Louise Mabulo from Camarines Sur won the Young Champions of the Earth prize for Asia and the Pacific for her initiative to boost farmers’ income through high value and climate resilient cocoa.
She told Philstar.com that being awarded the distinction will bolster her efforts “in proving that we can build sustainable livelihoods, empower communities, increase disaster resiliency while protecting our environment.”
Mabulo’s Cacao Project provides farmers of San Fernando, Camarines Sur with training and resources to build sustainable, environmental friendly and disaster-resilient livelihoods. The initiative has also led to the planting of more than 70,000 trees across 70 hectares of land and restoring the agricultural land devastated by Typhoon Nina (Nock-Ten) in 2016.
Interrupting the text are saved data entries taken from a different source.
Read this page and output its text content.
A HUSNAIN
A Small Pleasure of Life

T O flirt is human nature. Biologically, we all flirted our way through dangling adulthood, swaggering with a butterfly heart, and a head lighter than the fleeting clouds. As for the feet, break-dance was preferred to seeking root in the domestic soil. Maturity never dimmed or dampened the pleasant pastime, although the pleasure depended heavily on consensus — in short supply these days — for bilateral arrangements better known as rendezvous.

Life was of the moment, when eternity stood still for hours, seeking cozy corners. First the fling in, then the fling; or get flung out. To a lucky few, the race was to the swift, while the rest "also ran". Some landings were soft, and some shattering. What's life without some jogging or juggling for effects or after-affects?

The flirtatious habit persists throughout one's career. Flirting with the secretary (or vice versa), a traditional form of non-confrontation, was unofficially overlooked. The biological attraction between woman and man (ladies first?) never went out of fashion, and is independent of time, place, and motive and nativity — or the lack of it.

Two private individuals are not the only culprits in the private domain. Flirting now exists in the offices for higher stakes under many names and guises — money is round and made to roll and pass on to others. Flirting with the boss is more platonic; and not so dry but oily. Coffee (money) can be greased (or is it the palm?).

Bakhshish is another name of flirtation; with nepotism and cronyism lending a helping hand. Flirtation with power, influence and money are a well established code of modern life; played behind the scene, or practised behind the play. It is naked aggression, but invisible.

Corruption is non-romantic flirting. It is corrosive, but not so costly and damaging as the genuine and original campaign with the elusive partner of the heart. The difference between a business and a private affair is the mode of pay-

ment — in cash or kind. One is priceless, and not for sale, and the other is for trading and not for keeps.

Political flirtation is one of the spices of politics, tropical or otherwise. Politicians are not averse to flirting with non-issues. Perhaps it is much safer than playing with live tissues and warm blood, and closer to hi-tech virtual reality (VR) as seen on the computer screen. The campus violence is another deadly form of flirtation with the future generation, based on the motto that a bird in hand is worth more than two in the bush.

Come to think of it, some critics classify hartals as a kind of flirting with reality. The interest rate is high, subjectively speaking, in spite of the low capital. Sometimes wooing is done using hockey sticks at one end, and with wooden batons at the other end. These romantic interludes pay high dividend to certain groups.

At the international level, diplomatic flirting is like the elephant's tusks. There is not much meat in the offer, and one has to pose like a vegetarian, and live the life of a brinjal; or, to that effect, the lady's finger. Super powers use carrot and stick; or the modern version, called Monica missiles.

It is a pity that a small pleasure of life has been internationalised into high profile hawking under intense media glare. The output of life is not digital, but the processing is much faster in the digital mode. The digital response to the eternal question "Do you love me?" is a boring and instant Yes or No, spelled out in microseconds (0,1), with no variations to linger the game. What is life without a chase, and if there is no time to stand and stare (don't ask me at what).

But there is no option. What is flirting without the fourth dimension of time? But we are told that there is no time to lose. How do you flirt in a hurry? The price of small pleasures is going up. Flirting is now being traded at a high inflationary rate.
Cacao Project won an award in the 2017 Youth Assembly from the Resolution Project.
A former Junior Master Chef finalist, Mabulo also established Culinary Lounge, a by-reservation kitchen lounge that sources high-value ingredients from local farmers and encourages home-grown food.
"These ventures, particularly The Cacao Project, are part of my initiative to develop the livelihoods of our local farmers and build disaster-resilient livelihoods while combatting the existing stigmas against farming. I believe in enabling my community to use their God-given resources to not only prosper, but to preserve and safeguard our existing natural resources, while creating productive economic forests," she said.
The UN Environment Programme awards the Young Champions of the Earth prize annually to young environmentalists between ages of 18 and 30 "for their outstanding ideas to protect the environment."
"In a day and age like ours, it’s no longer enough to have an opinion about the environment. It’s not enough to post about it on social media anymore. It’s time to be informed, it’s time to take the initiative to go out there and actively do something truly tangible for the environment and the world around," Mabulo said.
She added: "As young people, we are set to inherit this world, issues, environment, and all. We have a direct responsibility to ourselves, and to each other, to invest ourselves in tackling environmental challenges and answer the call for Climate Action, even in our own small way. Collectively, we can foster change that could mean all the difference in the global endeavours to save what is left of our environment, while there is still hope."
Winners of the award will receive $15,000 in seed funding and $9,000 in funding to communicate their ideas.